Call for Papers: Catherine O’Flaherty Chopin’s Irish Eyes
Panel co-sponsored by the Kate Chopin International Society,
Transatlantic Women 3 Conference: Women of the Green Atlantic
Dublin, Ireland Royal Irish Academy
21-22 June 2018
Before we knew her as Kate Chopin, the author of The Awakening was christened Catherine O’Flaherty by her parents, Eliza Faris and Thomas O’Flaherty, the latter of whom emigrated to America from County Galway, Ireland.
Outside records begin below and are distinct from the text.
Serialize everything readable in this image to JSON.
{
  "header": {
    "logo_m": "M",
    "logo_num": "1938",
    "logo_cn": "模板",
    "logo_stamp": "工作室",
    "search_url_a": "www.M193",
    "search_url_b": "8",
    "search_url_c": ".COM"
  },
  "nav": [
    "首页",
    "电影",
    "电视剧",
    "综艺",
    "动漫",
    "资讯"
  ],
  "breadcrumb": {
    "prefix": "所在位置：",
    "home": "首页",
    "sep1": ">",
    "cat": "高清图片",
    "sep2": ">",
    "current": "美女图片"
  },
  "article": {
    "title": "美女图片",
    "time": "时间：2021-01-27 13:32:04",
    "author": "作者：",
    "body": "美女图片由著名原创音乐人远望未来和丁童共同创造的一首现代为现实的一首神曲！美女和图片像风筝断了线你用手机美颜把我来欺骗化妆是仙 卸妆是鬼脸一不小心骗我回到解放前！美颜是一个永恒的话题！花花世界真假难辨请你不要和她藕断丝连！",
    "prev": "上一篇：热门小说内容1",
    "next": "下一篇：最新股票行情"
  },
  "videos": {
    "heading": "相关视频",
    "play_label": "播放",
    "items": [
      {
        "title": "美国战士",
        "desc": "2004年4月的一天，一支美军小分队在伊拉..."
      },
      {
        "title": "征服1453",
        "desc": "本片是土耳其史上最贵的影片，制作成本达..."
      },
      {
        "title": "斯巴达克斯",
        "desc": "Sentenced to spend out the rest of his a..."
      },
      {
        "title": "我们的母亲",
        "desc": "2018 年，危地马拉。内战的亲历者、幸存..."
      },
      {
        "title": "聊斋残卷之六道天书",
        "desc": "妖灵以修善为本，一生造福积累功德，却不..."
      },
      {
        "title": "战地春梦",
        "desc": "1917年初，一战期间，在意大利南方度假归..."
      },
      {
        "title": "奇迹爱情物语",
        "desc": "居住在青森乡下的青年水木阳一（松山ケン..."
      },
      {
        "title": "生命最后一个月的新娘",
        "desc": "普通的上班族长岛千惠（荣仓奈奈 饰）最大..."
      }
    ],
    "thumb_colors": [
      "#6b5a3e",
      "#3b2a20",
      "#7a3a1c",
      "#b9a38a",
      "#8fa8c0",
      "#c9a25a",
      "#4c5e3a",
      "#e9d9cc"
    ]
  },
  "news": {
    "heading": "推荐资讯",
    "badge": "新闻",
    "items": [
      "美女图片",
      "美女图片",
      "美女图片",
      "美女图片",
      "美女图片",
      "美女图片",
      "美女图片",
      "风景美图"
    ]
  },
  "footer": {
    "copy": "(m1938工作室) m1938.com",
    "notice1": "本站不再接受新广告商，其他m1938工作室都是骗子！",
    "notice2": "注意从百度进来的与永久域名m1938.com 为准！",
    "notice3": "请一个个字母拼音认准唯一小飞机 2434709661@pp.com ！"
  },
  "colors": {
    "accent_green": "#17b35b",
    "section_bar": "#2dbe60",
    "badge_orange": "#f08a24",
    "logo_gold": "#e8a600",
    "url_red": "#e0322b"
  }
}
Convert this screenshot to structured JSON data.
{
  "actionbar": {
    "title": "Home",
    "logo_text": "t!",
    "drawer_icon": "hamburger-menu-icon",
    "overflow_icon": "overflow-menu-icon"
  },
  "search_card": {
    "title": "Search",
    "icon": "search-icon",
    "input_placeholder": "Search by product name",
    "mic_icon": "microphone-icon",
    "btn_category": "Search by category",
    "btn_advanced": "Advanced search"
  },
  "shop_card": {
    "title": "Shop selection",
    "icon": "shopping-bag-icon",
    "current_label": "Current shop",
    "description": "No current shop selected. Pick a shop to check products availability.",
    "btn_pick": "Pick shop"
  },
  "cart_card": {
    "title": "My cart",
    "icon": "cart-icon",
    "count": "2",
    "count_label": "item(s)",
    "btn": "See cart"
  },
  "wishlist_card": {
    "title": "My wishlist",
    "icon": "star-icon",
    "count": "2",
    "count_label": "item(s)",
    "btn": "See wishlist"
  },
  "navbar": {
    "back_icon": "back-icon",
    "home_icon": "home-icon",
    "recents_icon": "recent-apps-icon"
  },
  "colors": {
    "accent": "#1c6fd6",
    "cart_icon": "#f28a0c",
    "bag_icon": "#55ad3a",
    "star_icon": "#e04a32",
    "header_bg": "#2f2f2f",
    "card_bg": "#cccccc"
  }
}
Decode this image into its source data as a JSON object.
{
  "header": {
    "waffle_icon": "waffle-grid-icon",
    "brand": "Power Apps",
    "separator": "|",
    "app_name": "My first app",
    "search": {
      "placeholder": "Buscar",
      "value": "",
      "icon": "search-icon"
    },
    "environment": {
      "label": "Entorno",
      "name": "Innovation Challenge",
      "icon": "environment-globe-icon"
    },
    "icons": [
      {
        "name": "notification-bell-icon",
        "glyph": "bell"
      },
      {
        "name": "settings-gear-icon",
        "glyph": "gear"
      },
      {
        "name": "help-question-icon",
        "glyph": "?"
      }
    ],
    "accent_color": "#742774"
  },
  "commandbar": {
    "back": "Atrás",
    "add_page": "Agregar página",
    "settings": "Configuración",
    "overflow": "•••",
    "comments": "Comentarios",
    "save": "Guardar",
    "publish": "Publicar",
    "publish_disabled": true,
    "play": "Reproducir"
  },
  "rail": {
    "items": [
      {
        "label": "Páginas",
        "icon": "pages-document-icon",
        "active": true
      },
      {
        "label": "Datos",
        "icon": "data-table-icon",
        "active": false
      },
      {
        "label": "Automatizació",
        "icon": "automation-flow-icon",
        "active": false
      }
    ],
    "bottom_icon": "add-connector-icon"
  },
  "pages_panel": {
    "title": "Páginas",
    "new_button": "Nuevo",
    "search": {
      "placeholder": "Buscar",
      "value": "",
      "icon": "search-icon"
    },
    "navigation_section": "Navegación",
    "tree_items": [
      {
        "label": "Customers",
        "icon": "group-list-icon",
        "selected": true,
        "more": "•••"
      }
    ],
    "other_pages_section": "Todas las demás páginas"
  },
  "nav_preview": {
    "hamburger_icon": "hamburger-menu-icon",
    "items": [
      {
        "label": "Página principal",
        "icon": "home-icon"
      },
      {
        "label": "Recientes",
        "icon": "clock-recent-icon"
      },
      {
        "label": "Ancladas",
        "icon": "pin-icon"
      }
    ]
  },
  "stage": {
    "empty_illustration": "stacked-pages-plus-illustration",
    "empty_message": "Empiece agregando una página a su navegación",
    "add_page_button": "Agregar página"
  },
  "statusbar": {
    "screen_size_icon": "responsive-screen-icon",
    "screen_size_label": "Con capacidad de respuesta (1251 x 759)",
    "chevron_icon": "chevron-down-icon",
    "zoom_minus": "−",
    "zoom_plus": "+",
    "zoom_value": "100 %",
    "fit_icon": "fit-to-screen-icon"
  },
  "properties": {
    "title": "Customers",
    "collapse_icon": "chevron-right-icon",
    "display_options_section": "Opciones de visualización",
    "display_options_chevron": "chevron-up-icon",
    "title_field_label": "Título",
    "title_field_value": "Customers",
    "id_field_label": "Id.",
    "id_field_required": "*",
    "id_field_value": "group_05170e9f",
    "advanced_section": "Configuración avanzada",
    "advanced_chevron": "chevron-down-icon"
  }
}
Given that O’Flaherty died when Chopin was very young, that Chopin was raised by maternal relatives of French descent, that she grew up in a city originally part of the Louisiana territory and named after a French Catholic saint, and that she married into a French family, much of Chopin scholarship has focused on French and French-American influences in her life and fiction. However, around the time Chopin was born in 1850, nearly 10,000 Irish emigrated to St. Louis in yet a second wave of nineteenth-century Irish immigration to America. The neighborhood of Kerry Patch developed to the city’s north, and parish churches such as St. Patrick’s, St. Bridget of Erin, and St. Lawrence O’Toole served a growing Irish population. When she died in 1904, Chopin lived on a street with an Irish surname: McPherson Avenue.
In keeping with the Transatlantic Women 3 conference theme, this panel invites papers that consider “Irish/American crosscurrents of the long nineteenth century” that might have influenced Chopin’s view of the world. How might we theorize the degree to which Ireland’s legacy—both in Europe and America—influenced the fiction Chopin bequeathed to us? Papers may address any topic related to Chopin as part of “the Irish-American nexus,” including but not limited to: Irish history in St. Louis; Chopin’s Irish relatives, friends, and contacts; or Irish characters in her fiction.